The malware emerged around the same time the infamous Mirai botnet started making the rounds, and is targeting the same devices that this threat does, but without using them to launch distributed denial of service (DDoS) attacks. Instead, it simply closes some ports to keep the infected devices away from Mirai and similar threats.
Called Hajime to keep the naming scheme in line with Mirai (they mean “beginning” and “future” in Japanese, respectively), the worm managed to build a peer-to-peer (P2P) botnet, but researchers aren’t sure about its purpose right now. Symantec said recently that a white hat hacker could have created the malware, but suggested that the botnet could be easily repurposed for nefarious operations.
What’s certain, however, is that Hajime’s author continues to update the code, as recently made changes were seen in the attack module. At the moment, the worm supports three different attack methods: TR-069 exploitation, Telnet default password attack, and Arris cable modem password of the day attack. The TR-069 exploit was implemented only recently, Kaspersky reveals.
TR-069 (Technical Report 069), a standard published by the Broadband Forum, is used by ISPs to manage modems remotely via TCP port 7547 (some devices use port 5555). By abusing the TR-069 NewNTPServer feature, attackers can execute arbitrary commands on vulnerable devices. Late last year, the TR-069 attack was used to crash nearly 1 million modems from Deutsche Telekom.
According to Kaspersky, Hajime attacks any device on the Internet with the exception of several networks, and its author recently improved the architecture detection logic. Thus, after passing the authentication stage, the malware reads the first 52 bytes of the victim’s echo binary (information about architecture and operating system is in the first 20 bytes), and then compares the echo ELF header against a predefined array, so as to fetch the correct Hajime-downloader binary.
On the other hand, despite Hajime being able to attack any device, the authors focused on some specific brands/devices, as the worm uses only specific username-password combinations to brute-force its way into vulnerable devices. The threat uses one combination or the other based on words contained in the welcome message when opening a telnet session.

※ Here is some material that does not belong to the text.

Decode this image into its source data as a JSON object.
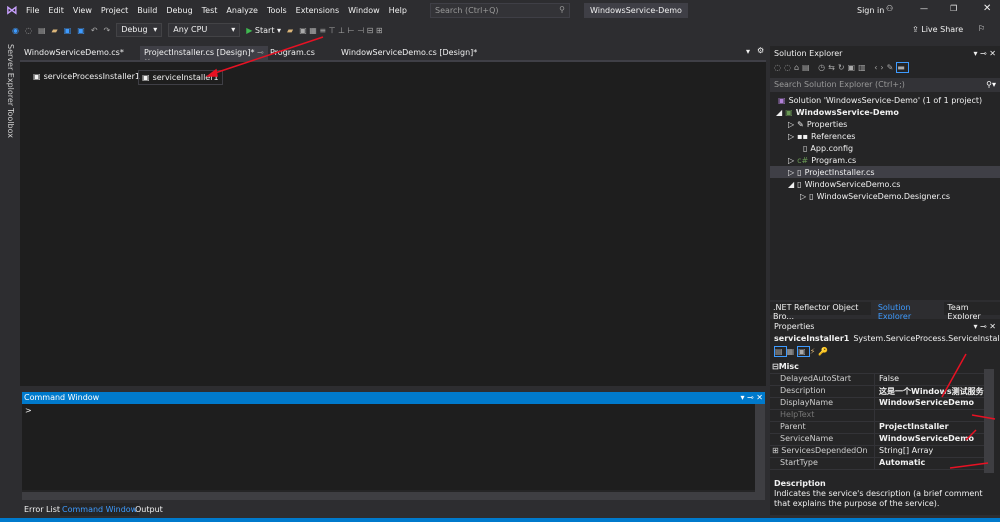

Instead of the telnet passwords, the malware uses a specially crafted password of the day when it encounters Arris cable modems. Although the ARRIS password of the day is a remote backdoor known since 2009, many ISPs don’t bother changing the default seed at all. After successfully compromising these devices, Hajime gains access to a remote shell and can execute commands.

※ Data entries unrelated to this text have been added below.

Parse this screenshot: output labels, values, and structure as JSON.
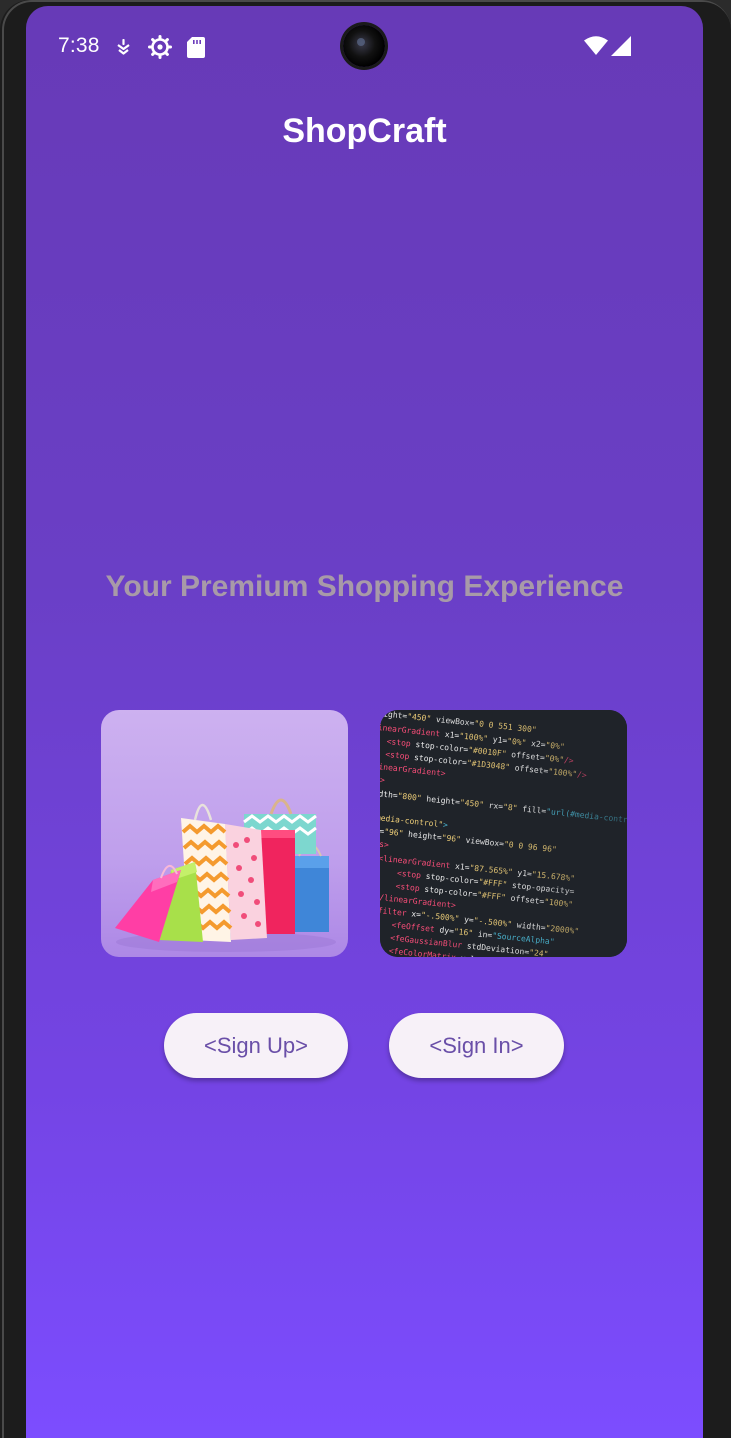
{
  "status_bar": {
    "time": "7:38",
    "left_icons": [
      "notification-icon",
      "settings-gear-icon",
      "sd-card-icon"
    ],
    "right_icons": [
      "wifi-icon",
      "cell-signal-icon"
    ]
  },
  "app_bar": {
    "title": "ShopCraft"
  },
  "hero": {
    "tagline": "Your Premium Shopping Experience"
  },
  "images": {
    "left": "shopping-bags-image",
    "right": "code-screen-image"
  },
  "actions": {
    "sign_up_label": "<Sign Up>",
    "sign_in_label": "<Sign In>"
  },
  "colors": {
    "gradient_top": "#673ab7",
    "gradient_bottom": "#7c4dff",
    "tagline": "#a89aa8",
    "button_bg": "#f7f1f8",
    "button_text": "#6a4fa8"
  }
}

During a 24-hour period, Kaspersky’s honeypot registered 2,593 successful telnet Hajime attacks. 2,540 came from unique IP addresses, 949 of the hosts provided a payload, and 528 of them had an active web server running at port 80/tcp. Most attacking devices (which were themselves victims to Hajime) were located in Vietnam (20.04%), Taiwan (12.87%) and Brazil (8.94%).
Looking at infected peers as DHT seeders, the researchers discovered 15,888 unique infected boxes, most located in Iran (14.38%), Vietnam (11.45%) and Brazil (6.94%). When looking at infected peers as DHT leechers, however, the researchers found 297,499 unique infected hosts, all of which were requesting Hajime config. Iran (19.65%), Brazil (8.80%), and Vietnam (7.87%) are affected the most.
“The most intriguing thing about Hajime is its purpose. While the botnet is getting bigger and bigger, partly due to new exploitation modules, its purpose remains unknown. We haven’t seen it being used in any type of attack or malicious activity. Nevertheless, we advise owners of IoT devices to change the password of their devices to one that’s difficult to brute force and to update the firmware if possible,” Kaspersky notes.